コメントに困る言葉だけど、嫌われてるようじゃなさそうだから。僕はため息と一緒に反論の言葉を飲み込んだ。


彼女はふざけながらそう言ったけど。

α星美しく輝く星なら、彼女にこそふさわしい呼び名のような気がした。


実際、なぜこんな新設の場末な部署にいるのか良く分からないほど、彼女は美しく有能だった。確かに、プライドが高くて扱いにくいところはあったけど。

……そんなことは、誰にだってあることだと思うし。


僕は少し悩んでから、素直に聞いてみた。


「ああ、先生は子供の頃から海外で生活されてたそうだから気にならなかったんですね。あたしは生まれも育ちも日本ですが…… 女で」


彼女はそう言って、大きすぎる胸の前にぶら下がっていたIDカードを手に持って。

苦笑いしながら、軽く左右に振った。


そこには、

『情報分析部 データ解析課

客員研究員 フェイ・シュン』

と書かれている。


「中国人ですから。 ――まあこの職場はしっかりしてるから、変な差別を受け無いだけ。まあ、ましかなあって…… そう思ってますけど。

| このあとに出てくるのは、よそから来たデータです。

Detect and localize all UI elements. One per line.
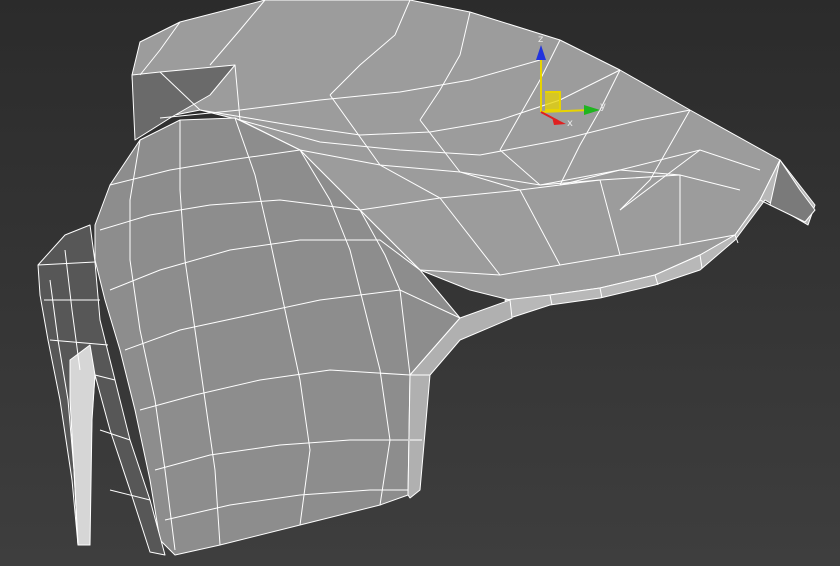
gizmo-x-label: x — [567, 118, 573, 129]
gizmo-y-label: y — [600, 101, 606, 112]
perspective-viewport[interactable]: z y x — [0, 0, 840, 566]
viewport-canvas[interactable]: z y x — [0, 0, 840, 566]
gizmo-xy-plane[interactable] — [545, 92, 559, 110]
gizmo-z-label: z — [538, 34, 543, 45]
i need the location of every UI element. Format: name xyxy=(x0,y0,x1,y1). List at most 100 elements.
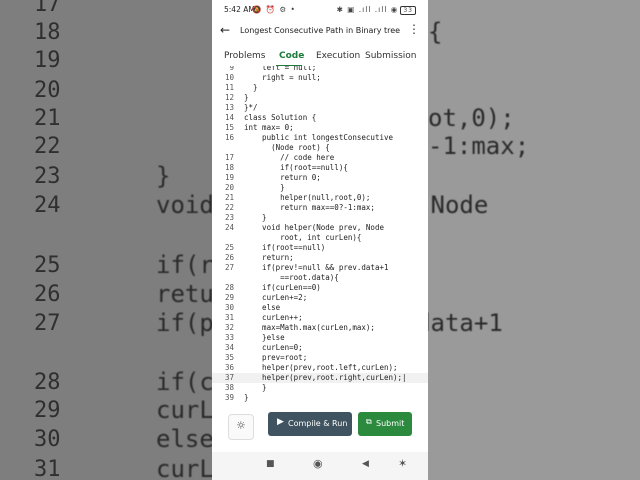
code-line[interactable]: 32 max=Math.max(curLen,max); xyxy=(212,323,428,333)
line-number: 26 xyxy=(224,253,234,262)
code-line[interactable]: ==root.data){ xyxy=(212,273,428,283)
code-line[interactable]: 28 if(curLen==0) xyxy=(212,283,428,293)
code-text: helper(prev,root.left,curLen); xyxy=(244,363,398,372)
code-text: return; xyxy=(244,253,294,262)
hint-button[interactable]: ☼ xyxy=(228,414,254,440)
code-text: curLen=0; xyxy=(244,343,303,352)
arrow-left-icon[interactable]: ← xyxy=(220,23,230,37)
code-line[interactable]: 20 } xyxy=(212,183,428,193)
code-line[interactable]: 34 curLen=0; xyxy=(212,343,428,353)
code-line[interactable]: 33 }else xyxy=(212,333,428,343)
code-text: public int longestConsecutive xyxy=(244,133,394,142)
code-line[interactable]: 15 int max= 0; xyxy=(212,123,428,133)
code-text: left = null; xyxy=(244,66,317,72)
code-editor[interactable]: 9 left = null; 10 right = null; 11 } 12} 13}… xyxy=(212,66,428,406)
background-line-number: 21 xyxy=(34,106,61,131)
status-system-icons: ✱ ▣ .ıll .ıll ◉ 33 xyxy=(337,5,416,15)
line-number: 30 xyxy=(224,303,234,312)
tab-submission[interactable]: Submission xyxy=(365,51,417,61)
triangle-back-icon[interactable]: ◀ xyxy=(362,459,369,469)
background-line-number: 19 xyxy=(34,48,61,73)
line-number: 10 xyxy=(224,73,234,82)
background-line-number: 31 xyxy=(34,457,61,480)
code-line[interactable]: 16 public int longestConsecutive xyxy=(212,133,428,143)
background-code-text: if(c xyxy=(156,368,214,396)
background-line-number: 18 xyxy=(34,20,61,45)
tab-problems[interactable]: Problems xyxy=(224,51,265,61)
accessibility-icon[interactable]: ✶ xyxy=(398,457,407,470)
background-code-text: -1:max; xyxy=(428,132,530,160)
code-line[interactable]: 12} xyxy=(212,93,428,103)
background-code-text: ot,0); xyxy=(428,104,515,132)
code-line[interactable]: 27 if(prev!=null && prev.data+1 xyxy=(212,263,428,273)
line-number: 24 xyxy=(224,223,234,232)
line-number: 20 xyxy=(224,183,234,192)
line-number: 38 xyxy=(224,383,234,392)
code-line[interactable]: 18 if(root==null){ xyxy=(212,163,428,173)
line-number: 35 xyxy=(224,353,234,362)
code-line[interactable]: 24 void helper(Node prev, Node xyxy=(212,223,428,233)
code-line[interactable]: 21 helper(null,root,0); xyxy=(212,193,428,203)
square-icon[interactable]: ■ xyxy=(266,459,275,469)
code-text: root, int curLen){ xyxy=(244,233,362,242)
tab-code[interactable]: Code xyxy=(279,51,304,61)
line-number: 23 xyxy=(224,213,234,222)
code-text: }*/ xyxy=(244,103,258,112)
code-line[interactable]: 11 } xyxy=(212,83,428,93)
tab-execution[interactable]: Execution xyxy=(316,51,360,61)
code-line[interactable]: 26 return; xyxy=(212,253,428,263)
code-line[interactable]: 36 helper(prev,root.left,curLen); xyxy=(212,363,428,373)
code-line[interactable]: root, int curLen){ xyxy=(212,233,428,243)
code-text: helper(prev,root.right,curLen);| xyxy=(244,373,407,382)
code-line[interactable]: 10 right = null; xyxy=(212,73,428,83)
background-line-number: 29 xyxy=(34,398,61,423)
line-number: 29 xyxy=(224,293,234,302)
code-line[interactable]: 29 curLen+=2; xyxy=(212,293,428,303)
code-line[interactable]: 9 left = null; xyxy=(212,66,428,73)
code-text: curLen++; xyxy=(244,313,303,322)
code-line[interactable]: 37 helper(prev,root.right,curLen);| xyxy=(212,373,428,383)
code-line[interactable]: 13}*/ xyxy=(212,103,428,113)
submit-button[interactable]: ⧉ Submit xyxy=(358,412,412,436)
code-line[interactable]: 19 return 0; xyxy=(212,173,428,183)
code-text: curLen+=2; xyxy=(244,293,308,302)
battery-icon: 33 xyxy=(400,6,416,15)
line-number: 34 xyxy=(224,343,234,352)
code-line[interactable]: (Node root) { xyxy=(212,143,428,153)
background-line-number: 17 xyxy=(34,0,61,17)
code-text: else xyxy=(244,303,281,312)
code-line[interactable]: 30 else xyxy=(212,303,428,313)
title-bar: ← Longest Consecutive Path in Binary tre… xyxy=(212,20,428,44)
background-code-text: retu xyxy=(156,280,214,308)
code-text: max=Math.max(curLen,max); xyxy=(244,323,375,332)
code-line[interactable]: 14 class Solution { xyxy=(212,113,428,123)
code-text: if(root==null){ xyxy=(244,163,348,172)
code-line[interactable]: 31 curLen++; xyxy=(212,313,428,323)
background-code-text: } xyxy=(156,162,171,190)
code-text: } xyxy=(244,183,285,192)
status-notification-icons: 🔕 ⏰ ⚙ • xyxy=(252,5,296,14)
play-icon: ▶ xyxy=(277,417,284,427)
code-line[interactable]: 17 // code here xyxy=(212,153,428,163)
background-line-number: 22 xyxy=(34,134,61,159)
compile-run-label: Compile & Run xyxy=(288,419,348,428)
line-number: 32 xyxy=(224,323,234,332)
code-line[interactable]: 38 } xyxy=(212,383,428,393)
code-text: } xyxy=(244,83,258,92)
background-line-number: 30 xyxy=(34,427,61,452)
line-number: 15 xyxy=(224,123,234,132)
code-line[interactable]: 39} xyxy=(212,393,428,403)
line-number: 37 xyxy=(224,373,234,382)
compile-run-button[interactable]: ▶ Compile & Run xyxy=(268,412,352,436)
circle-icon[interactable]: ◉ xyxy=(313,457,323,470)
problem-title: Longest Consecutive Path in Binary tree xyxy=(240,26,401,35)
code-line[interactable]: 23 } xyxy=(212,213,428,223)
code-text: if(curLen==0) xyxy=(244,283,321,292)
code-line[interactable]: 22 return max==0?-1:max; xyxy=(212,203,428,213)
line-number: 21 xyxy=(224,193,234,202)
line-number: 31 xyxy=(224,313,234,322)
more-vertical-icon[interactable]: ⋮ xyxy=(408,22,420,36)
code-line[interactable]: 25 if(root==null) xyxy=(212,243,428,253)
code-text: right = null; xyxy=(244,73,321,82)
code-line[interactable]: 35 prev=root; xyxy=(212,353,428,363)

それに、今まであたしにも問題がなかったわけじゃありませんし」

そう言って、微笑んだ。


彼女の話を聞きながら。僕の感覚がズレてるのか、日本の社会がズレてるのか。悩んでみたけど、僕のできの悪い脳みそではその回答は出てこなかった。


代わりに以前から言いたかったことを、僕は思い切って口にした。


「ねえ、ちょうど分析の仕事も一段落ついたし。2人しかいないけど……

打ち上げって言うか…… どっかに飲みにでも行かない?」


まるで僕の心臓が早鐘を討つのを見透かすように。フェイ・シュンはその大きな瞳で、僕を楽しそうに見つめた後。


「素敵ですね、是非」

そう言って、微笑んでくれた。


僕もついつい、笑顔がこぼれたけど。



その後ろでは電算機コンピュータが冷却ファンを躍らせながら……

――冷静に、星々の動向を探っていた。